Exhibit 8.1
October 13, 2020
Royalty Pharma plc
Suite 1
3rd Floor
11 - 12 St. James’s Square
London
United Kingdom
SW1Y 4LB
| Re: | Registration Statement on Form S-1 |
Ladies and Gentlemen:
We have acted as counsel to Royalty Pharma plc (the “Company”), in connection with the preparation and filing of the registration statement on Form S-1 (the “Registration Statement”) filed with the Securities and Exchange Commission (the “Commission”) pursuant to the Securities Act of 1933, as amended (the “Securities Act”). The Registration Statement has been filed in connection with the offering for sale by selling shareholders identified therein (the “Offering”) of certain of the Company’s Class A ordinary shares.
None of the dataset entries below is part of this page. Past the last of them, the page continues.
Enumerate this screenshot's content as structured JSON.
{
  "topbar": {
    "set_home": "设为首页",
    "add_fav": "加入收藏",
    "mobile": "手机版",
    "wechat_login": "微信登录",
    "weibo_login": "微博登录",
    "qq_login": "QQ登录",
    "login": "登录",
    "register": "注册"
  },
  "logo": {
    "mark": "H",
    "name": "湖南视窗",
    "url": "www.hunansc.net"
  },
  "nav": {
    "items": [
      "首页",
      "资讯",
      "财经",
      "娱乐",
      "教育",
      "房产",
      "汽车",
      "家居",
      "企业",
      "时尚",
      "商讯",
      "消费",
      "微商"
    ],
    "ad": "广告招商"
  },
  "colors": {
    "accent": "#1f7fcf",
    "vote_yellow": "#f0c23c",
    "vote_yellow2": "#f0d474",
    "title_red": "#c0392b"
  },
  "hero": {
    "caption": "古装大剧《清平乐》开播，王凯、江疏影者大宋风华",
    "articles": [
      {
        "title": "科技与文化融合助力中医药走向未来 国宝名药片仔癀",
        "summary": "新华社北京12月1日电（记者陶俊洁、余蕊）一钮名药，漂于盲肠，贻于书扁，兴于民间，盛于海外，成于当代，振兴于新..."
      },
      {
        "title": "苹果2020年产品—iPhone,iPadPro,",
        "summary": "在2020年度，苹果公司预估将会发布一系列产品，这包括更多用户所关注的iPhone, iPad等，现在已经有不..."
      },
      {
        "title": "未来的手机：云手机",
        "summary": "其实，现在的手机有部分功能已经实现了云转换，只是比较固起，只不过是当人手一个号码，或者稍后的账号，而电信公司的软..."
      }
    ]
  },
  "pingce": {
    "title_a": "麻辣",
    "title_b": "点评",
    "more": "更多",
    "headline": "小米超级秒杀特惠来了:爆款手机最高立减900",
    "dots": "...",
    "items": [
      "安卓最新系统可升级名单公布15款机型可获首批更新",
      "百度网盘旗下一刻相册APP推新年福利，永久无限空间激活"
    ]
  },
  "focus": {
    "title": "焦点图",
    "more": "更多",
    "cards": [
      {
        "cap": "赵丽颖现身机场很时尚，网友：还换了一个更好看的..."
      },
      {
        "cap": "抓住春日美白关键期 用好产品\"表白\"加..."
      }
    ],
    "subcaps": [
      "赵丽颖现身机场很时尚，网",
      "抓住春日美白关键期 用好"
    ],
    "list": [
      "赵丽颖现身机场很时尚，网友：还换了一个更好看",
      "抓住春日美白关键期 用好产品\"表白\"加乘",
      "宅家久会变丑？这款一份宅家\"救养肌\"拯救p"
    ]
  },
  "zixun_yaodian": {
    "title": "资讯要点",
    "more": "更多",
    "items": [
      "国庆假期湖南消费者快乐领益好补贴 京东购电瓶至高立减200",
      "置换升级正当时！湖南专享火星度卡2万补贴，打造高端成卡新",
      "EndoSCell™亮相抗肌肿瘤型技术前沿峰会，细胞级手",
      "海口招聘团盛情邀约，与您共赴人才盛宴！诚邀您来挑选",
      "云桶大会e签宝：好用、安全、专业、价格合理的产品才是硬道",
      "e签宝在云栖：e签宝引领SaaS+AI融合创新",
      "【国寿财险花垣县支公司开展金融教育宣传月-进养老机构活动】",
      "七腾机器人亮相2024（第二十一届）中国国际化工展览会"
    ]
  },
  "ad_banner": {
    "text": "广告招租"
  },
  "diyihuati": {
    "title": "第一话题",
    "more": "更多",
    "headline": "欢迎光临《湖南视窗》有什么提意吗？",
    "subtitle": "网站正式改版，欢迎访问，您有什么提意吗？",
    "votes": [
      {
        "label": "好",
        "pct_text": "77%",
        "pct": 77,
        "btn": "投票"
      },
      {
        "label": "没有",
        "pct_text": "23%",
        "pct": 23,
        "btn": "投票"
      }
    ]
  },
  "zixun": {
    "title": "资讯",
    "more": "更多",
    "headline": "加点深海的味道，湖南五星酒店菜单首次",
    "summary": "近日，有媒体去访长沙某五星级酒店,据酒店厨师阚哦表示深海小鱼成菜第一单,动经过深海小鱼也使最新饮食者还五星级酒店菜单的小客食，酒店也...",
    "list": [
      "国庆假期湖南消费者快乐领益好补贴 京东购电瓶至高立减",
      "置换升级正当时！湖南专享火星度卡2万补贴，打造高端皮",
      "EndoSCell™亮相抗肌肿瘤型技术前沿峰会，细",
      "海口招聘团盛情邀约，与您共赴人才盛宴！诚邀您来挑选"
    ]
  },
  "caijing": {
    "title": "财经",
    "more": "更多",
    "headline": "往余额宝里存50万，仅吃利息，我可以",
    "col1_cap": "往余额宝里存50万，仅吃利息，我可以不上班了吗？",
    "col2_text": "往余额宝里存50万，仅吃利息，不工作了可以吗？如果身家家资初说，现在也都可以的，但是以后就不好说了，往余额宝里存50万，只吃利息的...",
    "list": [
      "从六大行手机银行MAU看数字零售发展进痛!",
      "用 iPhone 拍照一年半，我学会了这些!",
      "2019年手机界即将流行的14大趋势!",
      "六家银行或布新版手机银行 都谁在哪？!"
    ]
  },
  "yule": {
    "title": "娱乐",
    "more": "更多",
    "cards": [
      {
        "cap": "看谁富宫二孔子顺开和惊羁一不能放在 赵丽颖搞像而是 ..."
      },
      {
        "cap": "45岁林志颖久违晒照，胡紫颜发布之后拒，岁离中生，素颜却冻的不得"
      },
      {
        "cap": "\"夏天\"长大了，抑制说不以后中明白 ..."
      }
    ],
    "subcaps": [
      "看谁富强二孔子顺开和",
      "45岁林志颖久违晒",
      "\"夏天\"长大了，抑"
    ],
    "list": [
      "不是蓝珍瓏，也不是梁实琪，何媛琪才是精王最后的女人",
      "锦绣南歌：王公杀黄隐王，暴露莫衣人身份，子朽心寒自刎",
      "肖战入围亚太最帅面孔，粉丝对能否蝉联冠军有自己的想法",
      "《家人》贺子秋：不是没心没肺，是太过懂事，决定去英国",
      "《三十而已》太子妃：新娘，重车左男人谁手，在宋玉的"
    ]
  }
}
For purposes of this opinion, we have reviewed originals, or copies certified or otherwise identified to our satisfaction, of the Registration Statement and the exhibits thereto, and such other documents and matters of law and fact as we have considered necessary or appropriate. In addition, we have not made an independent investigation or audit of the facts set forth in the above referenced documents or otherwise provided to us. We have assumed (i) the authenticity of all documents submitted to us as originals and the conformity to original documents of all documents submitted to us as copies, (ii) that the Offering will be consummated as described in the Registration Statement; (iii) that the statements concerning the terms of the Offering set forth in the Registration Statement are true, complete and correct and will remain true, complete and correct at all relevant times; and (iv) that any such statements made in the Registration Statement qualified by knowledge, intention, belief or any other similar qualification are true, complete and correct, and will remain true, complete and correct at all relevant times, in each case as if made without such qualification. If any of the above described assumptions are untrue for any reason or if the Offering is consummated in a manner that is different from the manner described in the Registration Statement, our opinion as expressed below may be adversely affected.
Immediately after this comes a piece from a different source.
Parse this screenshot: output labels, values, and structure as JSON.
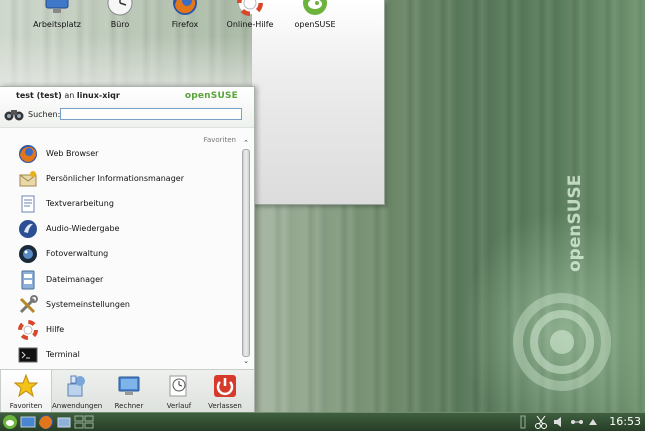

Based upon and subject to the foregoing, and our consideration of such other matters of fact and law as we have considered necessary or appropriate, the statements set forth under the captions “Material Tax Considerations-Material U.K. Tax Considerations” and “Material Tax Considerations—Material U.S. Federal Income Tax Considerations” in the Registration Statement, to the extent such statements summarize U.K. tax law and U.S. federal income tax law, and subject to the limitations, qualifications, exceptions, and assumptions set forth herein and therein, set forth the material U.K. tax considerations and the material U.S. federal income tax considerations related to the purchase, ownership and disposition of the Company’s Class A ordinary shares as of the date hereof in our opinion.